We'll start at the very bottom--the southernmost tip of Manhattan--the Staten Island Ferry.
We were very tired
we were very merry.
We rode back and forth
All night on the Ferry.
Edna St. Vincent Millay.
Yes, I know, Edna St. Vincent Millay is not a poet for children, but I believe in getting as much as possible as early as possible into those little brains, so this is a good start.
Then over to Battery Park City where words from Walt Whitman's Leaves of Grass grace the railing of a marina. Look out over the Hudson River, turn around and look up at the tall buildings and then read aloud...
“City of the Sea!…City of wharves and stores-city of tall facades of marble and iron! Proud and passionate city!”
Kids need to know this an amazing place.
I know, so far, there's no kids lit but it's coming.
You may want to hop on a bus for the next stop on our journey--Fifth Avenue and 34th Street.
Remember James and the Giant Peach, by Roald Dahl? James meets a strange old man in his garden who gives him a bag of strange green things that he drops under the peach tree. Overnight the peach grows enormously. James climbs inside it and meets a ladybug, a spider, a grasshopper, a centipede and an earthworm--all giant-sized and dressed like people. the peach becomes too heavy for the tree, it rolls down the hill and into the sea. They sail along peacefully for a while but then sharks attack the peach. The spider spins a bunch of ropes and they lasso a flock of seagulls and the peach is lifted into the sky. Now airborne they continue sailing westward until they spot the spires of New York City and wonder how they'll land the peach. Then an airplane flies by and severs all the spider's ropes and the peach plummets to the earth, only to be impaled on the spire of the Empire State building. All of New York turns out to greet James and his friends with a ticker-tape parade and James eventually moves the peach pit to Central Park where he lives happily ever after. If you haven't read this book you really must.
Keep walking up Fifth Avenue--stopping briefly to wave to the Library Lions.
You must be getting hungry by now so proceed to the Plaza Hotel for tea with Eloise.

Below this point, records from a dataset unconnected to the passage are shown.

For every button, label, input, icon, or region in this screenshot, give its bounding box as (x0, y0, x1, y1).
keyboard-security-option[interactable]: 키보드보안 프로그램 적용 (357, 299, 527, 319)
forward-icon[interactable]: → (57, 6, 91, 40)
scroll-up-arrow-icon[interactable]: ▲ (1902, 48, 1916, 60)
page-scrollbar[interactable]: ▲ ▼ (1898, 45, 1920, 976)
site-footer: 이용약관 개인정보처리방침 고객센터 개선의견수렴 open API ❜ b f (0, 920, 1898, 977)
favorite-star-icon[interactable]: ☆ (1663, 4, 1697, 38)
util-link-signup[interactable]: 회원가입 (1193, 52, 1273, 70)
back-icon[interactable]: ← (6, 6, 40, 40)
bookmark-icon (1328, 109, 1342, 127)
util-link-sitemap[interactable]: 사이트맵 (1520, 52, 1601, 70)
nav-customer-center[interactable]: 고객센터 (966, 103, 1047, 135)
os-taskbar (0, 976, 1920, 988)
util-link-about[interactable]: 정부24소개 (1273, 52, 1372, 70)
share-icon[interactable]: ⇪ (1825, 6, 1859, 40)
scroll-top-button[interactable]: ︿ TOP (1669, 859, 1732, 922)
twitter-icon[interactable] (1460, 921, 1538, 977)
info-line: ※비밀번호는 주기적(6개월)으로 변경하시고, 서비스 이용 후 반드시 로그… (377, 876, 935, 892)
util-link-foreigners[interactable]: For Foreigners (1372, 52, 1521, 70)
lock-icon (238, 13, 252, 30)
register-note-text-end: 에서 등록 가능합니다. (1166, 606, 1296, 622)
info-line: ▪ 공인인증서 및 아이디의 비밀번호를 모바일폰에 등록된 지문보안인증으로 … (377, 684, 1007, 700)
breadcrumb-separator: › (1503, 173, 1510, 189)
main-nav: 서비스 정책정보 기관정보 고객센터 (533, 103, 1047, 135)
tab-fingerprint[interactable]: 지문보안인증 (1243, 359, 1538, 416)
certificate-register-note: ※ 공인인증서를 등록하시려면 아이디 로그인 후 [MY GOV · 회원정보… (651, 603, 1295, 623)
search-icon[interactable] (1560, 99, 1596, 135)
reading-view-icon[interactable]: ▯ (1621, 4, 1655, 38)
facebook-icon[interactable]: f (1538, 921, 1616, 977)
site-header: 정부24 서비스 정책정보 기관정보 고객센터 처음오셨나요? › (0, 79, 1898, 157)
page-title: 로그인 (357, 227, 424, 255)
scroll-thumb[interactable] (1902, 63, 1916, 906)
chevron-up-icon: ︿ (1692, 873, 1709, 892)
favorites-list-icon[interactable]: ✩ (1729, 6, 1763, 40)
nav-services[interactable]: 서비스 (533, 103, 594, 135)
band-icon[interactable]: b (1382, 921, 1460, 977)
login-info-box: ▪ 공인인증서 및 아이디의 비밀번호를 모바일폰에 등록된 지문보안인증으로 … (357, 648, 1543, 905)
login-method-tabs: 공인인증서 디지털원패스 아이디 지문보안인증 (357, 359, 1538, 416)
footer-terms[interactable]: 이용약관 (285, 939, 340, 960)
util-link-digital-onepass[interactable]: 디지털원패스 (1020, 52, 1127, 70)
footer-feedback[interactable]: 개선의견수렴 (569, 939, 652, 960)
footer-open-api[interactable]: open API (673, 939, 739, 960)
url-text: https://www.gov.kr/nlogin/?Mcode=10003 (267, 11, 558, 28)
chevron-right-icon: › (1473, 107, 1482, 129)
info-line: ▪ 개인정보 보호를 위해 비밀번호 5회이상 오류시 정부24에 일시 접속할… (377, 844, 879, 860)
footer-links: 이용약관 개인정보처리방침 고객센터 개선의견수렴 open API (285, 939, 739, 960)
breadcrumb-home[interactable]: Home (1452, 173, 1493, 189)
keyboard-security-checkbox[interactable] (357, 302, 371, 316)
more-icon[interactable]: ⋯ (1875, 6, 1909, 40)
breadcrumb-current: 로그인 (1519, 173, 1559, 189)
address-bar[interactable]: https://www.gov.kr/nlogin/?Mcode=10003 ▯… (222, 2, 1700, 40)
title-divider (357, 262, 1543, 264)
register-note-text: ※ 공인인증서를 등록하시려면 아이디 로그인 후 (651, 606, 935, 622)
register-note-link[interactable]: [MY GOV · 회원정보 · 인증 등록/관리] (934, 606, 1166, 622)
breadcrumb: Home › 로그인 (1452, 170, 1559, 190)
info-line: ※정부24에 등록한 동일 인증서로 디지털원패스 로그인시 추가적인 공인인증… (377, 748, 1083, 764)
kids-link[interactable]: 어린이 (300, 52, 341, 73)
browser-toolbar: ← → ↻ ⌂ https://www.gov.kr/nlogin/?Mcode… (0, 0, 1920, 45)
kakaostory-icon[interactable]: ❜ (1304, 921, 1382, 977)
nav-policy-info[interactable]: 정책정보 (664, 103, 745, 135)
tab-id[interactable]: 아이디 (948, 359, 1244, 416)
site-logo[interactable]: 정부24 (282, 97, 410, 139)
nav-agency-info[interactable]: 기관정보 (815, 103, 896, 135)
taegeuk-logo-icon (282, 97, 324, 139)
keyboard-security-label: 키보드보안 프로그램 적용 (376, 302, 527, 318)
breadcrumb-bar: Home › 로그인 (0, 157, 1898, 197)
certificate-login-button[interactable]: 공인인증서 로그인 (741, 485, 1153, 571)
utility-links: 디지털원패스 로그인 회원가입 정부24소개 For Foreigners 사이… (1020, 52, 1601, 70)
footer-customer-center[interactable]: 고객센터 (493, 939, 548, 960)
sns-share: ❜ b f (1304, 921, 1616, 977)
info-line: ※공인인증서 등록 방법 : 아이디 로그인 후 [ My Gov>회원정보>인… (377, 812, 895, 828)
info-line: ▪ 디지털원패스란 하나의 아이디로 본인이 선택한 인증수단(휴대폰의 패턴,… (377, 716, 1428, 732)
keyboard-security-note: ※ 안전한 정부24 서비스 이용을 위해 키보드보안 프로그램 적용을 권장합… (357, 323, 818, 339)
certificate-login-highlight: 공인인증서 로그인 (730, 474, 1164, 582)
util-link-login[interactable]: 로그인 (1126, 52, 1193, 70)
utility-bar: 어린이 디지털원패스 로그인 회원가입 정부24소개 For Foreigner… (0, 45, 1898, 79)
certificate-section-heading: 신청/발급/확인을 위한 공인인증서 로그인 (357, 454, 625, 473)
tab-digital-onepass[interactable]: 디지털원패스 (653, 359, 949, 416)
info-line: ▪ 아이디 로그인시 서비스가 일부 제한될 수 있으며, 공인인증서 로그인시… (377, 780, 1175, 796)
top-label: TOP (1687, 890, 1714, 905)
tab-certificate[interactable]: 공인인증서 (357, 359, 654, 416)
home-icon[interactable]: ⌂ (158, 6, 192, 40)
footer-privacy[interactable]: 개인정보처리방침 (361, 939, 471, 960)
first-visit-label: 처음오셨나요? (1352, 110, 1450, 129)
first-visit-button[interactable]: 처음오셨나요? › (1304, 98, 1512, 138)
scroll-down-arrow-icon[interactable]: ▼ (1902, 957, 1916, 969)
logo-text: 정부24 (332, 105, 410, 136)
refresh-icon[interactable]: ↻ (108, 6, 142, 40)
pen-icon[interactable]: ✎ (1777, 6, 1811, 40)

Then on to the boat pond where Stuart Little sailed his schooner, the Wasp. Thank you, E. B. White.
While you're here you can visit Hans Christian Anderson and his ugly Duckling friend, by Georg John Loeb.
and climb on a mushroom to have a chat with Alice. The sculptor, Jose de Creeft, designed this specifically for children to climb on it.
We can't linger here, we have to get to the Met! The Metropolitan Museum of Art.
In The Mixed-up Files of Mrs. Basil E. Frankweiler, Claudia runs away from home but has to take her little brother because he always saves his allowance and she needs his money. At the Met, they hide from the security guards at closing time and sleep in the historic rooms, behind the velvet ropes.
They take a bath every night in the fountain and then they solve a mystery about a sculpture by Michelangelo--it's very exciting.
While we're at the Met, and if you have an older child you might want to to look for the bad word that Holden Caulfield found in the Egyptian tomb but that's up to you.
Have I left out your favorite? It would also be fun to do a movie tour of Manhattan, don't you think?